Figura 4. Percentagem de sequências de jogo defensivas iniciadas no meio-campo adversário pelas diferentes equipas, em função dos clusters apurados (Fernandez-Navarro et al., 2020). |
A contribuição relativa
das variáveis para a formação de cada cluster permitiu identificar a
importância de cada preditor (predictor importance – PI) nesta análise. Eis
a importância de cada uma das variáveis preditivas, por ordem decrescente: “duração”

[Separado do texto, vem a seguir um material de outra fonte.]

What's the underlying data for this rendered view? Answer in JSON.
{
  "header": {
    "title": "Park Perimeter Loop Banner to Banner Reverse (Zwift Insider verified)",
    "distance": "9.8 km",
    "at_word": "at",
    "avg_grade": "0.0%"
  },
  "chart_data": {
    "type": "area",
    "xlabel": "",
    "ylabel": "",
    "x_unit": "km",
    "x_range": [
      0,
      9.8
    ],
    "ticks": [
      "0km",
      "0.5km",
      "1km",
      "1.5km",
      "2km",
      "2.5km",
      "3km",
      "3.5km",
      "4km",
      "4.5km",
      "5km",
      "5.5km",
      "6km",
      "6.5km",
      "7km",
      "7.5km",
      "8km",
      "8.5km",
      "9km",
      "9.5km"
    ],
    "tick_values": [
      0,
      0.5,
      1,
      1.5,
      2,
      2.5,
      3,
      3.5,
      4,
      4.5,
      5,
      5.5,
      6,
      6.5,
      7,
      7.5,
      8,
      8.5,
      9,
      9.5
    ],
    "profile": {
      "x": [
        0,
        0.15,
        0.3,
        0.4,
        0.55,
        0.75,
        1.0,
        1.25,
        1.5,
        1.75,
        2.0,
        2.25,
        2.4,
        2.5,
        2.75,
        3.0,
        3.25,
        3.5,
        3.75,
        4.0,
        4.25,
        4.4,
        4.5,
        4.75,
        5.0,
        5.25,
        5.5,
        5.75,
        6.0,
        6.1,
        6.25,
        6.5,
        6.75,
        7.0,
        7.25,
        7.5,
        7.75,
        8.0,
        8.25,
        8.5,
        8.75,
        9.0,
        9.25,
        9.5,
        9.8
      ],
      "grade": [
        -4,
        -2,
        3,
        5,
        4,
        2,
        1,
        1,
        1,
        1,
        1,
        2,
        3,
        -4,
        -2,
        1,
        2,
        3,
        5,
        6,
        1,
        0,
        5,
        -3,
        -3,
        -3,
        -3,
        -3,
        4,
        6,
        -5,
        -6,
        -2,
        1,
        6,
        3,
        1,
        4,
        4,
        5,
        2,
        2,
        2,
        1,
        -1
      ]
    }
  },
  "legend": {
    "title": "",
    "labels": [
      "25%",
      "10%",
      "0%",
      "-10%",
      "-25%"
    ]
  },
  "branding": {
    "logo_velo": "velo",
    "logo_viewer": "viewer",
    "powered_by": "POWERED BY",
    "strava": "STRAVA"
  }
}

da sequência ofensiva adversária (PI = 1.00); “número de passes” permitidos à
equipa adversária (PI = 0.88); “distância do defensor menos adiantado para a
sua linha de golo” (PI = 0.65); “comprimento do passe” (PI = 0.59); “distância
entre o jogador em posse de bola para o defensor mais próximo” (PI = 0.25). A
importância relativa das variáveis contextuais para a análise de cluster
foi muito baixa (PI ≤ 0.02).
Implicações práticas
Os treinadores de equipas profissionais
devem utilizar esta forma de aglutinar variáveis para a aferir o perfil da
sua equipa e/ou dos adversários, no que concerne ao comportamento defensivo,
para melhor preparar o coletivo para as vicissitudes da competição. Contudo, aquando
da análise do desempenho em jogo competitivo, as equipas técnicas devem atentar
ao facto de variáveis contextuais poderem afetar os comportamentos defensivos
individuais e coletivos.
Conclusão
A análise de diversas variáveis
defensivas revelou que as equipas empregam diferentes comportamentos táticos
defensivos em competição, desde pressão alta a um bloco baixo próximo da sua baliza.
O “resultado corrente do jogo” e a “qualidade da oposição” foram variáveis
contextuais que influenciaram as sequências de jogo defensivas iniciadas no
meio-campo adversário. Estes resultados contribuem para um melhor entendimento da
variabilidade dos comportamentos defensivos das equipas no decurso de um jogo de
futebol.
P.S.:
1- As ideias que constam neste texto foram originalmente
escritas pelos autores do artigo e, presentemente, traduzidas para a Língua
Portuguesa;
2- A leitura deste texto não dispensa a leitura integral do
artigo em questão;
3- As citações efetuadas nesta rúbrica foram utilizadas
pelos autores do artigo, podendo o leitor encontrar as devidas referências na
versão original publicada no Frontiers in Psychology.